报告题目：Electrochemistry to Enable an Information Processing Approach to Chemical Analysis
报 告人：Prof. Gregory F. Payne （马里兰大学帕克分校）
Abstract：Advances in information processing transformed our lives in the last half century: today, most of us will have at least one electronic device with us at all times. However, it has been difficult to extend these advances to the processing of chemically-based information: the type of information that is integral to characterizing the activities in our biological world. The “exception that proves the rule” is the glucometer. The glucometer transformed the management of diabetes by allowing patients to access chemical information (blood glucose concentration) using a simple, rapid and portable device: yet no other portable measurement devices have emerged to have similar impacts on the practice of medicine.
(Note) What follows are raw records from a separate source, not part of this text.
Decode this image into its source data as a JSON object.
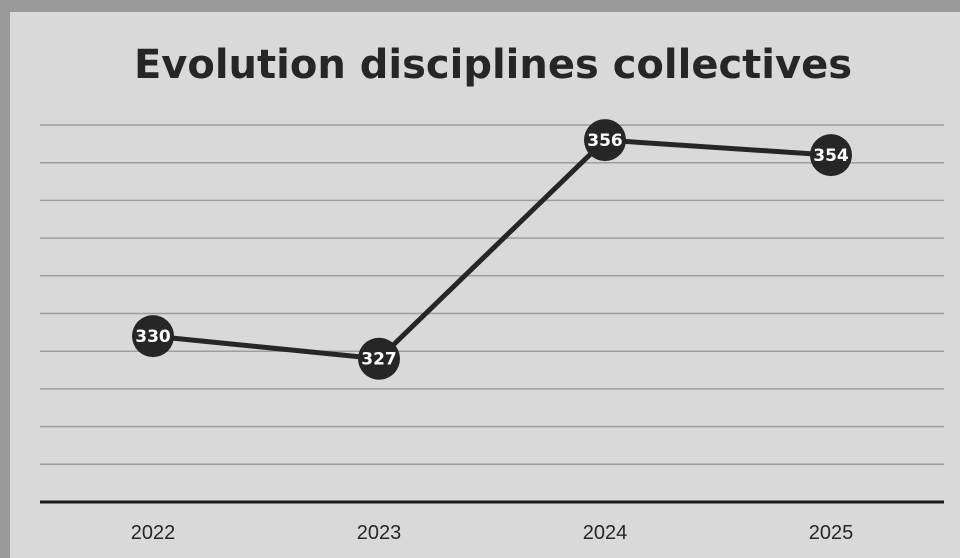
{
  "chart_data": {
    "type": "line",
    "title": "Evolution disciplines collectives",
    "xlabel": "",
    "ylabel": "",
    "categories": [
      "2022",
      "2023",
      "2024",
      "2025"
    ],
    "series": [
      {
        "values": [
          330,
          327,
          356,
          354
        ]
      }
    ],
    "data_labels": [
      "330",
      "327",
      "356",
      "354"
    ],
    "ylim": [
      308,
      358
    ],
    "grid": true,
    "legend": "none",
    "colors": {
      "background": "#d9d9d9",
      "line": "#262626",
      "grid": "#9e9e9e",
      "label_text": "#ffffff"
    }
  }
}
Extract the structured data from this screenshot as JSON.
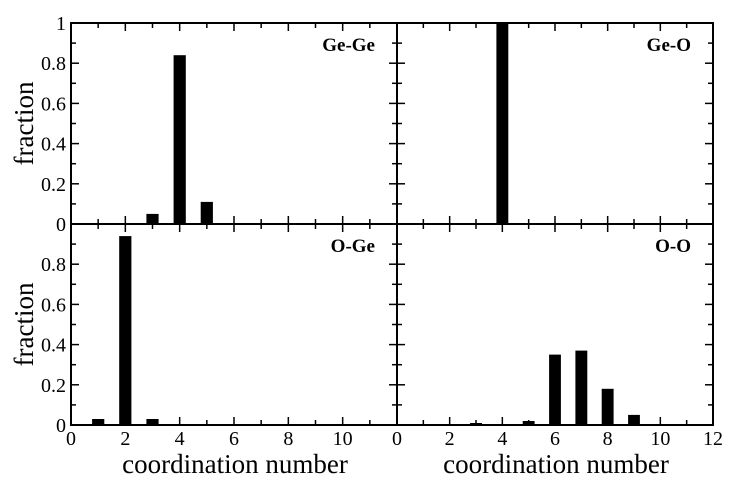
{
  "chart_data": [
    {
      "type": "bar",
      "title": "Ge-Ge",
      "xlabel": "",
      "ylabel": "fraction",
      "xlim": [
        0,
        12
      ],
      "ylim": [
        0,
        1
      ],
      "x": [
        3,
        4,
        5
      ],
      "values": [
        0.05,
        0.84,
        0.11
      ],
      "yticks": [
        "0",
        "0.2",
        "0.4",
        "0.6",
        "0.8",
        "1"
      ],
      "xticks": []
    },
    {
      "type": "bar",
      "title": "Ge-O",
      "xlabel": "",
      "ylabel": "",
      "xlim": [
        0,
        12
      ],
      "ylim": [
        0,
        1
      ],
      "x": [
        4
      ],
      "values": [
        1.0
      ],
      "yticks": [],
      "xticks": []
    },
    {
      "type": "bar",
      "title": "O-Ge",
      "xlabel": "coordination number",
      "ylabel": "fraction",
      "xlim": [
        0,
        12
      ],
      "ylim": [
        0,
        1
      ],
      "x": [
        1,
        2,
        3
      ],
      "values": [
        0.03,
        0.94,
        0.03
      ],
      "yticks": [
        "0",
        "0.2",
        "0.4",
        "0.6",
        "0.8"
      ],
      "xticks": [
        "0",
        "2",
        "4",
        "6",
        "8",
        "10"
      ]
    },
    {
      "type": "bar",
      "title": "O-O",
      "xlabel": "coordination number",
      "ylabel": "",
      "xlim": [
        0,
        12
      ],
      "ylim": [
        0,
        1
      ],
      "x": [
        3,
        4,
        5,
        6,
        7,
        8,
        9
      ],
      "values": [
        0.01,
        0.005,
        0.02,
        0.35,
        0.37,
        0.18,
        0.05
      ],
      "yticks": [],
      "xticks": [
        "0",
        "2",
        "4",
        "6",
        "8",
        "10",
        "12"
      ]
    }
  ]
}
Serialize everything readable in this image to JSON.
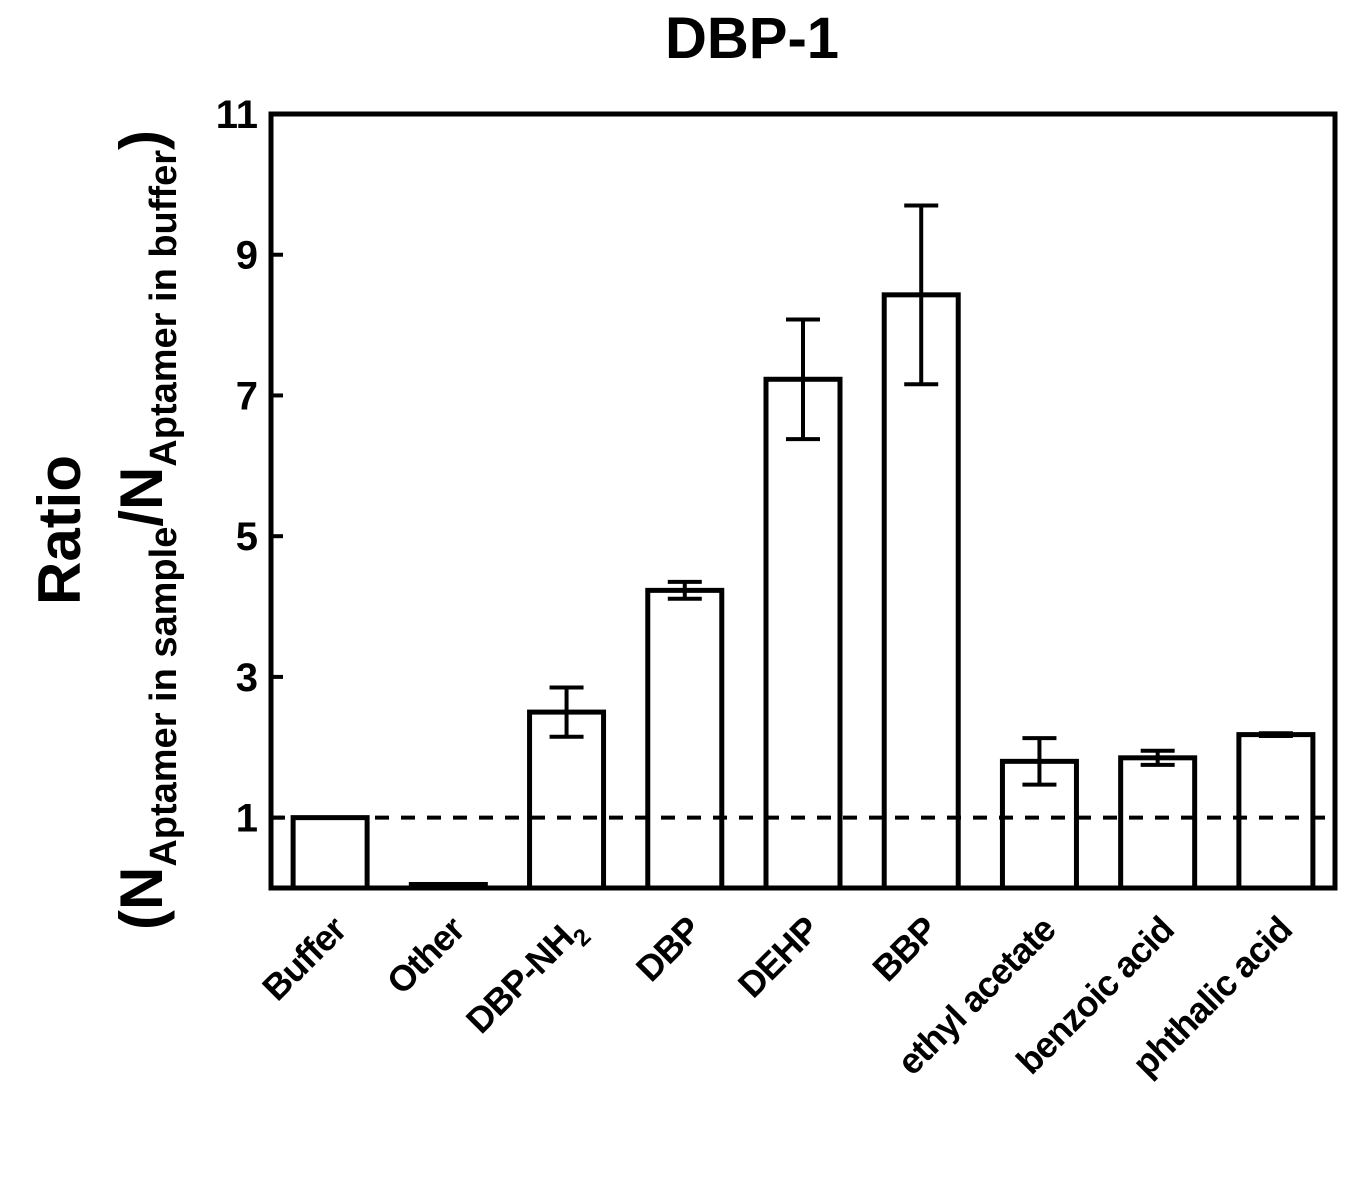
{
  "chart_data": {
    "type": "bar",
    "title": "DBP-1",
    "ylabel": {
      "line1": "Ratio",
      "paren_open": "(",
      "n1": "N",
      "sub1": "Aptamer in sample",
      "slash_n": "/N",
      "sub2": "Aptamer in buffer",
      "paren_close": ")"
    },
    "ylim": [
      0,
      11
    ],
    "yticks": [
      1,
      3,
      5,
      7,
      9,
      11
    ],
    "reference_line": 1,
    "categories": [
      {
        "label": "Buffer",
        "sub": ""
      },
      {
        "label": "Other",
        "sub": ""
      },
      {
        "label": "DBP-NH",
        "sub": "2"
      },
      {
        "label": "DBP",
        "sub": ""
      },
      {
        "label": "DEHP",
        "sub": ""
      },
      {
        "label": "BBP",
        "sub": ""
      },
      {
        "label": "ethyl acetate",
        "sub": ""
      },
      {
        "label": "benzoic acid",
        "sub": ""
      },
      {
        "label": "phthalic acid",
        "sub": ""
      }
    ],
    "values": [
      1.0,
      0.05,
      2.5,
      4.23,
      7.23,
      8.43,
      1.8,
      1.85,
      2.18
    ],
    "errors": [
      0,
      0,
      0.35,
      0.12,
      0.85,
      1.27,
      0.33,
      0.1,
      0.02
    ]
  }
}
We propose that the current definition of “chemical information” constrains opportunities and we are applying definitions from information sciences to circumvent these constraints. Experimentally, we are using mediated electrochemistry as a means to probe for redox information (e.g., to detect signature patterns) and to transmit redox “messages”. Here, we describe three examples of the use of mediated electrochemistry: characterizing the redox-differences between the eumelanin and pheomelanin pigments;1 the redox-based electrochemical actuation of engineered synthetic biology bacterial constructs;2 and the discovery of biomarker signatures of oxidative stress.3
1. Kang et. al. Reverse Engineering to Characterize Redox Properties: Revealing Melanin’s Redox Activity through Mediated Electrochemical Probing. Chem. Mater. 30, 5814 (2018).
2. Tschirhart et. al. Electronic Control of Gene Expression and Cell Behaviour in Escherichia Coli through Redox Signalling. Nat. Commun. 8 Article number: 14030 (2017).
3. Kang et. al. Signal Processing Approach to Probe Chemical Space for Discriminating Redox Signatures. Biosens. Bioelectron. 112, 127 (2018).
Brief Bio: Gregory F. Payne
Greg Payne did his B.S./M.S/PhD and postdoctoral training at Cornell University and The University of Michigan. He is currently a Professor at the University of Maryland. His group does research at the intersection of materials science, biology and information sciences, and he is Principal Investigator of a prestigious Materials Genome Initiative project awarded by the National Science Foundation with the aim of understanding how to integrate biology and electronics. This work is especially focused on understanding the role of redox (reduction-oxidation reactions) as a modality for biological communication and as a means to span bio-device communication. His work is internationally recognized by invitations to be keynote speaker at several scientific conferences and he currently holds Guest or Chair Professor positions at several universities around the world.